The world's total debt is expected to eclipse last year's $281 trillion as a result of COVID-19 spending.

The Institute of International Finance, representing the financial services industry, reported that $24 trillion of the 2020 total debt can be traced to measures taken to contain the economic effects of the pandemic.

IIF said government support programs such as stimulus packages for households and businesses accounted for half the increase.
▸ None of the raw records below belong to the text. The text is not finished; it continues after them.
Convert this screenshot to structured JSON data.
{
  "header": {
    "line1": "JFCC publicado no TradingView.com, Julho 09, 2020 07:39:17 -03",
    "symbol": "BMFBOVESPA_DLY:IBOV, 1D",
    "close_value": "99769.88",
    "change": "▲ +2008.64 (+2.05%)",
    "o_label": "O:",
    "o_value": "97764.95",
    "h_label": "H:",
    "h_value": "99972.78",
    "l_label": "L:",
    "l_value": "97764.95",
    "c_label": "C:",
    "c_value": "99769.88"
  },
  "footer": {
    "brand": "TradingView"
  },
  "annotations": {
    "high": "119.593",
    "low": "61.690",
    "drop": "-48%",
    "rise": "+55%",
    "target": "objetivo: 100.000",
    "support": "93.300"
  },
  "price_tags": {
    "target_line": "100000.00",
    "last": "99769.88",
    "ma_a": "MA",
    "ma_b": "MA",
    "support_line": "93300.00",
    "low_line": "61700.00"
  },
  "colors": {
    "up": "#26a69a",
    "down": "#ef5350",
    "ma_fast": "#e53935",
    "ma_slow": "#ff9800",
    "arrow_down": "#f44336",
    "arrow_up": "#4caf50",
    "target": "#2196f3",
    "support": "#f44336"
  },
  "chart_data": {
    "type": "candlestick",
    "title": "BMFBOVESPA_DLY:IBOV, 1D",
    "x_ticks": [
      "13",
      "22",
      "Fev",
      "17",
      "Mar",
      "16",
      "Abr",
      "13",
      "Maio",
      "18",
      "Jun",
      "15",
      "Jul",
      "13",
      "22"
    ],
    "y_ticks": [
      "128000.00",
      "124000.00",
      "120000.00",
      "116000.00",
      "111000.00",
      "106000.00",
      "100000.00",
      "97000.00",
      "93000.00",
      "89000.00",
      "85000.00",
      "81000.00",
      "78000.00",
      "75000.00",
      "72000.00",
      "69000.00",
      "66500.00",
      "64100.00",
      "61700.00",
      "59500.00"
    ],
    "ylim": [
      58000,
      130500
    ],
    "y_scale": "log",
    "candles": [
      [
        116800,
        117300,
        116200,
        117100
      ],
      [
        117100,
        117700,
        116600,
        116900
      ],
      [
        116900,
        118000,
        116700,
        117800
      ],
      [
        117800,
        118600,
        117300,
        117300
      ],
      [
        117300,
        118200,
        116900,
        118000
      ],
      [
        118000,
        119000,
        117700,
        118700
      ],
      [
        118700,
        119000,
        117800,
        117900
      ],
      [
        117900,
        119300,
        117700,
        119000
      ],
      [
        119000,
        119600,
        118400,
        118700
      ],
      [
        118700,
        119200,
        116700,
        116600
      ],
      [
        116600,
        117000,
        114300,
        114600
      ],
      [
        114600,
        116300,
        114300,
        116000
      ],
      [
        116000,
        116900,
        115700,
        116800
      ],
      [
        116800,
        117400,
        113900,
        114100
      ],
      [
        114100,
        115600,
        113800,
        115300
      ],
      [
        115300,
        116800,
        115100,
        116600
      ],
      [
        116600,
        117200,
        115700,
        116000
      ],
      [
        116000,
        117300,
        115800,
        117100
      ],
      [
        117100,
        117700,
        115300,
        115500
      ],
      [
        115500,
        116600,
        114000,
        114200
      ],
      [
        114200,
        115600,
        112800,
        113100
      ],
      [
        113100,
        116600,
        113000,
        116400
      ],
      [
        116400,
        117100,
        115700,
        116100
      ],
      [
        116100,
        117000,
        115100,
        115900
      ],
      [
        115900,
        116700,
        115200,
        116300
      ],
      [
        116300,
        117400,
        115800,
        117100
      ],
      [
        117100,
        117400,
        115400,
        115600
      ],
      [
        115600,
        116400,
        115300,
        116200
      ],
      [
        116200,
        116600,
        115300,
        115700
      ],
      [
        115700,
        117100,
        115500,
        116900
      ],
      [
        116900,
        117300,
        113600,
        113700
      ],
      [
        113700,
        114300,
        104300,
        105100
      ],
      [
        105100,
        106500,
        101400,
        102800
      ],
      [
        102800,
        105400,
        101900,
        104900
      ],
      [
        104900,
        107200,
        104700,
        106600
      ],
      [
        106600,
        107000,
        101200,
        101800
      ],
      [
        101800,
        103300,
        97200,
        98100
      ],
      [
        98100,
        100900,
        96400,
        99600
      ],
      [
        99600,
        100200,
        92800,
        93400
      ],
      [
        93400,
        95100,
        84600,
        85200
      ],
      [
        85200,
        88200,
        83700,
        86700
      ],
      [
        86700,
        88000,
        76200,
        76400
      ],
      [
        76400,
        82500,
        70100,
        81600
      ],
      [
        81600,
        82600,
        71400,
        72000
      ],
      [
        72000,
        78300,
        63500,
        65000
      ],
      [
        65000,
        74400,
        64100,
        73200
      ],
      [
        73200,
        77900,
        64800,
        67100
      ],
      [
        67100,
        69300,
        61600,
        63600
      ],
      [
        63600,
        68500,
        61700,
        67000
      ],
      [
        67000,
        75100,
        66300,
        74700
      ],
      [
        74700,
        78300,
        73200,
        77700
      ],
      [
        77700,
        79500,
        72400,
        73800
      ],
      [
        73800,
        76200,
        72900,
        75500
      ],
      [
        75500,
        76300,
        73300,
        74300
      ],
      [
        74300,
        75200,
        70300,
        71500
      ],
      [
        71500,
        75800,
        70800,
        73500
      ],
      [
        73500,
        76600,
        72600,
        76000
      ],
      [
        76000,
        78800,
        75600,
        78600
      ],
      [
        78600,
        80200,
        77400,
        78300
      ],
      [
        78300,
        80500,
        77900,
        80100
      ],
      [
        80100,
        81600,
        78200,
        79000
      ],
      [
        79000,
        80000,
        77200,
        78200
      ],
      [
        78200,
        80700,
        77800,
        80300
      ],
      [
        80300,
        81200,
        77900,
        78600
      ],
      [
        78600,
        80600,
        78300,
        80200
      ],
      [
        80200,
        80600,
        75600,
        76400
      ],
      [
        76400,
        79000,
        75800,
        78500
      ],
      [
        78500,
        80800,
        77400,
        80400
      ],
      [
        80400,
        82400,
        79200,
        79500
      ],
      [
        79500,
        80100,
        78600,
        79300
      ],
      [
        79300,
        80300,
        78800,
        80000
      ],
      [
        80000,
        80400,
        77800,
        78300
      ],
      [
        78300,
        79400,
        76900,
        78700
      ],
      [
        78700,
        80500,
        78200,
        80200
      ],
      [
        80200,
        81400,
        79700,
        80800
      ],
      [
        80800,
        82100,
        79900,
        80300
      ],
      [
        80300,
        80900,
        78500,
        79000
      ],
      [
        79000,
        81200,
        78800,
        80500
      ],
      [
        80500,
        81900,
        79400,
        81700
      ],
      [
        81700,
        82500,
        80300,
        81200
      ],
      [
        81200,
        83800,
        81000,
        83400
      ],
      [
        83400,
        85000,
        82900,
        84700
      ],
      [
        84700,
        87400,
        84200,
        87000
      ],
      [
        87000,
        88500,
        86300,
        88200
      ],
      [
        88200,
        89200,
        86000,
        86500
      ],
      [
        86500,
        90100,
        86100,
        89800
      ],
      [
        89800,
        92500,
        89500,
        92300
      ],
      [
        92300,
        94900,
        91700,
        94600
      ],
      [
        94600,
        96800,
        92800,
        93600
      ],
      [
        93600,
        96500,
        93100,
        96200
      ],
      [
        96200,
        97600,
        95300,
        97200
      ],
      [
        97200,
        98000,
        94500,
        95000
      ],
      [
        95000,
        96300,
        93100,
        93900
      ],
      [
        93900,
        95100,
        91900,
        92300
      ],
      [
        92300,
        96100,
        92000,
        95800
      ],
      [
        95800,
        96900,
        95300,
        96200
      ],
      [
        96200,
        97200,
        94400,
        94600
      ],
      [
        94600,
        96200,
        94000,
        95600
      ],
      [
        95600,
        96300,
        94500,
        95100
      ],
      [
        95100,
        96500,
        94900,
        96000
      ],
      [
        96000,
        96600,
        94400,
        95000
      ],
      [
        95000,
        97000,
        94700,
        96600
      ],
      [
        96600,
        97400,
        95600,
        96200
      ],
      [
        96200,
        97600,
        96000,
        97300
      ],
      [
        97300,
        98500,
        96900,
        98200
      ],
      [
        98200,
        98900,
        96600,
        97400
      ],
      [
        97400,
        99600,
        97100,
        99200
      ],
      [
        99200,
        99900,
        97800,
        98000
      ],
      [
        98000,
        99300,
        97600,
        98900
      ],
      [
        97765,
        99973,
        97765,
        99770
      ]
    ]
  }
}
Global firms borrowed $5.4 trillion to stay afloat, banks added $3.9 trillion to their debt load while households saw their debt jump by $2.6 trillion.

The surge in global debt also means debt as a ratio of global gross domestic product (Gross domestic product) grew 35% to over 355% of gross domestic product.

The huge increase is much higher than the ones seen during the Great Recession, which saw the debt-to-gross domestic product ratio jump 10 percentage points in 2008 and 15 percentage points in 2009.

Europe saw an especially large spike in debt, with nonfinancial sector debt-to-gross domestic product ratios in France, Spain, and Greece increasing by about 50 percentage points. Switzerland was the only mature market economy in the IIF's 61-country analysis to see a decline in its debt ratio.

As for emerging markets, China saw the biggest rise in debt ratios (excluding banks), followed by Turkey, South Korea and the United Arab Emirates.

There are signs this huge debt mountain will balloon this year.  Encouraged by low interest rates, borrowing levels are expected to remain much larger than pre-COVID levels in many countries and sectors.

"We expect global government debt to increase by another US$10 trillion this year and surpass US$92 trillion," said the IIF.

"Political and social pressure could limit governments' efforts to reduce deficits and debt, jeopardizing their ability to cope with future crises."

IIF said this scenario might constrain policy responses to mitigate the adverse impacts of climate change and natural capital loss. It said winding down stimulus and other support measures this year might prove even more challenging than it was after the Great Recession.

"Premature withdrawal of supportive government measures could mean a surge in bankruptcies and a new wave of nonperforming loans," contends the IIF.